The top American diplomat is expected to meet with officials there until Saturday. President Donald Trump’s administration announced the trip this week.

A U.S. delegation, led by U.S. Ambassador to the Philippines Sung Kim, met with North Korean officials on Sunday in the truce village of Panmunjom. It marked the first known meeting between U.S. and North Korean officials since Trump met with North Korean leader Kim Jong Un on June 12 in Singapore.

Speaking on national television on Sunday, national security adviser John Bolton spoke about the idea of denuclearization for the North. He said North Korea’s weapons program could largely be ended in a year.

Officials say North Korea still developing weapons

The diplomatic efforts come as American intelligence officials have stated that North Korea is still processing nuclear fuel and expanding its weapons programs.

Bruce Klingner is with the Heritage Foundation, a research group in Washington, D.C. He said satellite images show that North Korea has expanded a nuclear center and a missile production center. He said North Korea is increasing its production of nuclear materials at both secret and known centers.

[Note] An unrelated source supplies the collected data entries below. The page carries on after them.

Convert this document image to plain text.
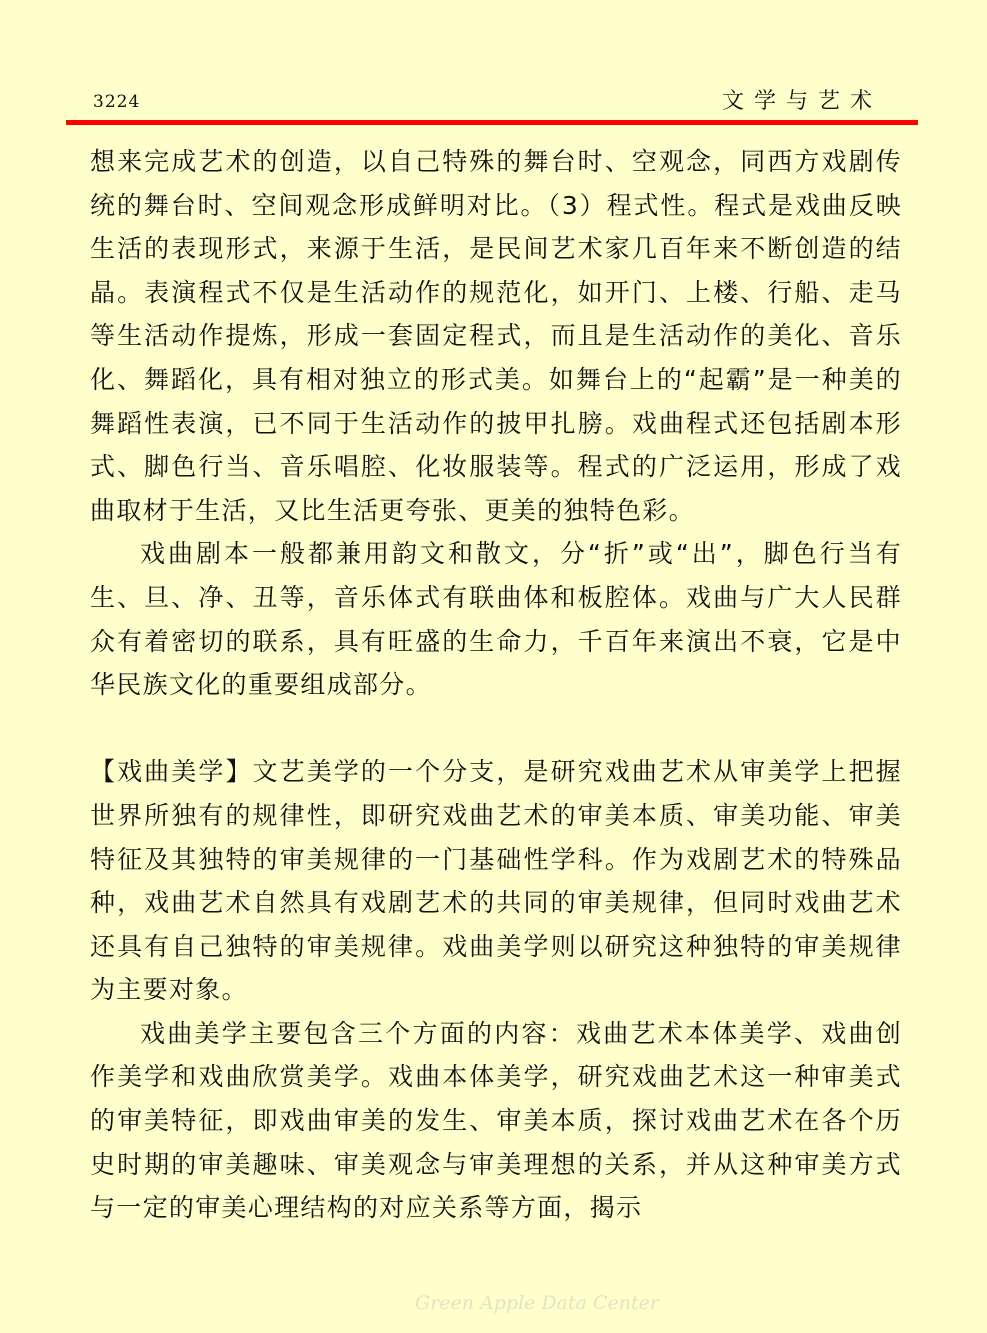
3224	文学与艺术

想来完成艺术的创造，以自己特殊的舞台时、空观念，同西方戏剧传统的舞台时、空间观念形成鲜明对比。（3）程式性。程式是戏曲反映生活的表现形式，来源于生活，是民间艺术家几百年来不断创造的结晶。表演程式不仅是生活动作的规范化，如开门、上楼、行船、走马等生活动作提炼，形成一套固定程式，而且是生活动作的美化、音乐化、舞蹈化，具有相对独立的形式美。如舞台上的“起霸”是一种美的舞蹈性表演，已不同于生活动作的披甲扎膀。戏曲程式还包括剧本形式、脚色行当、音乐唱腔、化妆服装等。程式的广泛运用，形成了戏曲取材于生活，又比生活更夸张、更美的独特色彩。

戏曲剧本一般都兼用韵文和散文，分“折”或“出”，脚色行当有生、旦、净、丑等，音乐体式有联曲体和板腔体。戏曲与广大人民群众有着密切的联系，具有旺盛的生命力，千百年来演出不衰，它是中华民族文化的重要组成部分。

【戏曲美学】文艺美学的一个分支，是研究戏曲艺术从审美学上把握世界所独有的规律性，即研究戏曲艺术的审美本质、审美功能、审美特征及其独特的审美规律的一门基础性学科。作为戏剧艺术的特殊品种，戏曲艺术自然具有戏剧艺术的共同的审美规律，但同时戏曲艺术还具有自己独特的审美规律。戏曲美学则以研究这种独特的审美规律为主要对象。

戏曲美学主要包含三个方面的内容：戏曲艺术本体美学、戏曲创作美学和戏曲欣赏美学。戏曲本体美学，研究戏曲艺术这一种审美式的审美特征，即戏曲审美的发生、审美本质，探讨戏曲艺术在各个历史时期的审美趣味、审美观念与审美理想的关系，并从这种审美方式与一定的审美心理结构的对应关系等方面，揭示

Green Apple Data Center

In this Thursday, May 24, 2018 photo, smoke and debris rise in the air as barracks buildings for guards and tunneling workers at North Korea's nuclear test site are blown up at Punggye-ri, North Hamgyong Province, North Korea. (APTN via AP)
In this Thursday, May 24, 2018 photo, smoke and debris rise in the air as barracks buildings for guards and tunneling workers at North Korea's nuclear test site are blown up at Punggye-ri, North Hamgyong Province, North Korea. (APTN via AP)

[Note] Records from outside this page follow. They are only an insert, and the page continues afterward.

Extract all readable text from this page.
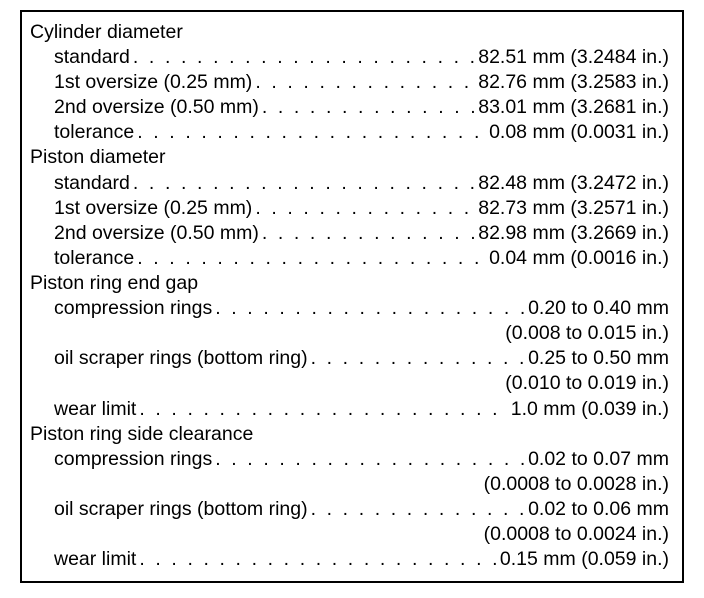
Cylinder diameter
standard . . .	82.51 mm (3.2484 in.)
1st oversize (0.25 mm) . . .	82.76 mm (3.2583 in.)
2nd oversize (0.50 mm) . . .	83.01 mm (3.2681 in.)
tolerance . . .	0.08 mm (0.0031 in.)
Piston diameter
standard . . .	82.48 mm (3.2472 in.)
1st oversize (0.25 mm) . . .	82.73 mm (3.2571 in.)
2nd oversize (0.50 mm) . . .	82.98 mm (3.2669 in.)
tolerance . . .	0.04 mm (0.0016 in.)
Piston ring end gap
compression rings . . .	0.20 to 0.40 mm
(0.008 to 0.015 in.)
oil scraper rings (bottom ring) . . .	0.25 to 0.50 mm
(0.010 to 0.019 in.)
wear limit . . .	1.0 mm (0.039 in.)
Piston ring side clearance
compression rings . . .	0.02 to 0.07 mm
(0.0008 to 0.0028 in.)
oil scraper rings (bottom ring) . . .	0.02 to 0.06 mm
(0.0008 to 0.0024 in.)
wear limit . . .	0.15 mm (0.059 in.)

Klingner said the U.S. must learn from past mistakes.

David Schmerler is a researcher at the Monterey Institute of International Studies in California. He told VOA that North Korea appears to be finishing a factory that is known for making parts for solid-fuel missiles.

In other news reports, American intelligence officials have said the North is seeking to mislead the United States about how many weapons it has.

Before Trump and Kim met in Singapore, North Korea destroyed parts of its Punggye-ri nuclear test area. That is where all six of North Korea’s nuclear tests had been carried out.

North Korea invited reporters from several countries -- including the United States, South Korea, China, Russia and Britain -- to record the event.

However, a North Korean research website called 38 North says satellite images show that the headquarters and other building remain in place.

Stephen Noerper is a director with the Korea Society. He told VOA it is still “early in the process.”

“It will be a very long path ahead that will be complicated and will require numerous meetings.”

Noerper added that North Korea has made a commitment to denuclearize before the whole international community. However, there is still no signed agreement on how that will be carried out.

I’m Mario Ritter.

Wayne Lee, Steve Herman reported this story for VOA News. Mario Ritter adapted it for VOA Learning English with additions from Victor Beattie and Zlatica Hoke. Ashley Thompson was the editor.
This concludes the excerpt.